Article paru sur Le Web de l'Humanité
Trois questions à Sylvie Mervant, déléguée SNRT-CGT national.
Que pensez-vous du plan de licenciement présenté par la direction de UPC/Noos ?
Sylvie Mervant. Aujourd’hui, la nouvelle direction présente comme un projet industriel un plan de licenciement de plus de 800 salariés. Cette opération, et d’autres mesures prises depuis, est menée pour externaliser une activité qui fonctionne bien aujourd’hui. Les délocalisations en Tunisie et en Roumanie permettraient aux actionnaires de multiplier leurs dividendes. Et tant pis si pour cela il faut transformer des centaines de salariés en chômeurs. Quant au reste des activités techniques, elles resteraient en France. Mais pour atterrir dans l’escarcelle de sous-traitants.
Pourquoi dit-on que le câble se porte mal ?
Sylvie Mervant. La question à poser est celle-ci : pourquoi le câble se porte mal aujourd’hui et pourquoi on externalise les activités ? Car on ne supprime pas de postes. Ça a l’air d’être une évidence que le câble se porte mal. Mais c’est faux. Le câble se porte bien au contraire et rapporte même de l’argent. C’est seulement que les actionnaires s’en mettent plein les poches au détriment des salariés. Et pour cela les directions n’hésitent pas à externaliser, à payer moins cher en ayant moins de charges salariales. D’autre part, les dirigeants de Noos n’ont présenté aucun plan de financement pour permettre de voir où allait l’argent. Noos n’est pas dans une situation financière et économique grave. Rien donc ne justifie des licenciements. Et pourtant Noos fait croire à des difficultés. La société laisse planer le doute que le câble n’est pas rentable. Si c’est vrai que le câble va mal, la constatation est faite que financièrement il va bien. Il va mal à cause de ce qu’on en fait.

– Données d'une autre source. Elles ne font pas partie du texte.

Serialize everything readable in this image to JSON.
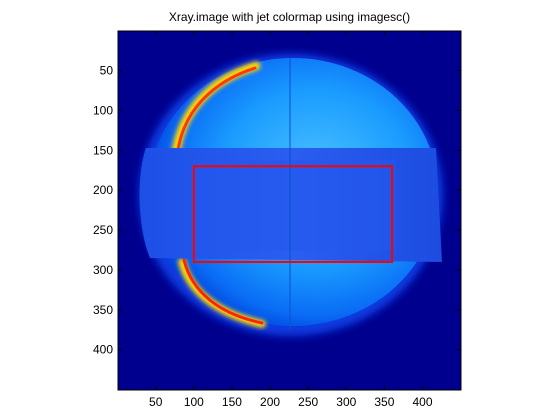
{
  "chart_data": {
    "type": "heatmap",
    "title": "Xray.image with jet colormap using imagesc()",
    "xlabel": "",
    "ylabel": "",
    "colormap": "jet",
    "x_ticks": [
      50,
      100,
      150,
      200,
      250,
      300,
      350,
      400
    ],
    "y_ticks": [
      50,
      100,
      150,
      200,
      250,
      300,
      350,
      400
    ],
    "xlim": [
      0.5,
      450.5
    ],
    "ylim": [
      0.5,
      450.5
    ],
    "y_direction": "reverse",
    "grid": false,
    "colors": {
      "background": "#00008f",
      "frame": "#000000",
      "roi": "#ff0000"
    },
    "roi_rectangle": {
      "x": [
        100,
        360
      ],
      "y": [
        170,
        290
      ]
    }
  }
}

Et quel est réellement la situation chez UPC/Noos par exemple ?
Sylvie Mervant. En deux ans, le comportement de la direction de UPC/Noos laisse apparaître des résultats. Il n’est plus possible pour les salariés d’avoir des reclassements. Le nombre de procès intentés par des salariés licenciés abusivement se multiplie. Des services entiers indispensables à la bonne marche de l’entreprise sont fermés. Cela génère un grand mécontentement des clients tant au point de vue technique que de l’accueil clientèle. Sans oublier les tromperies opérées vis-à-vis des collectivités locales. Une situation due essentiellement du fait des actionnaires. Et pas du fait du câble.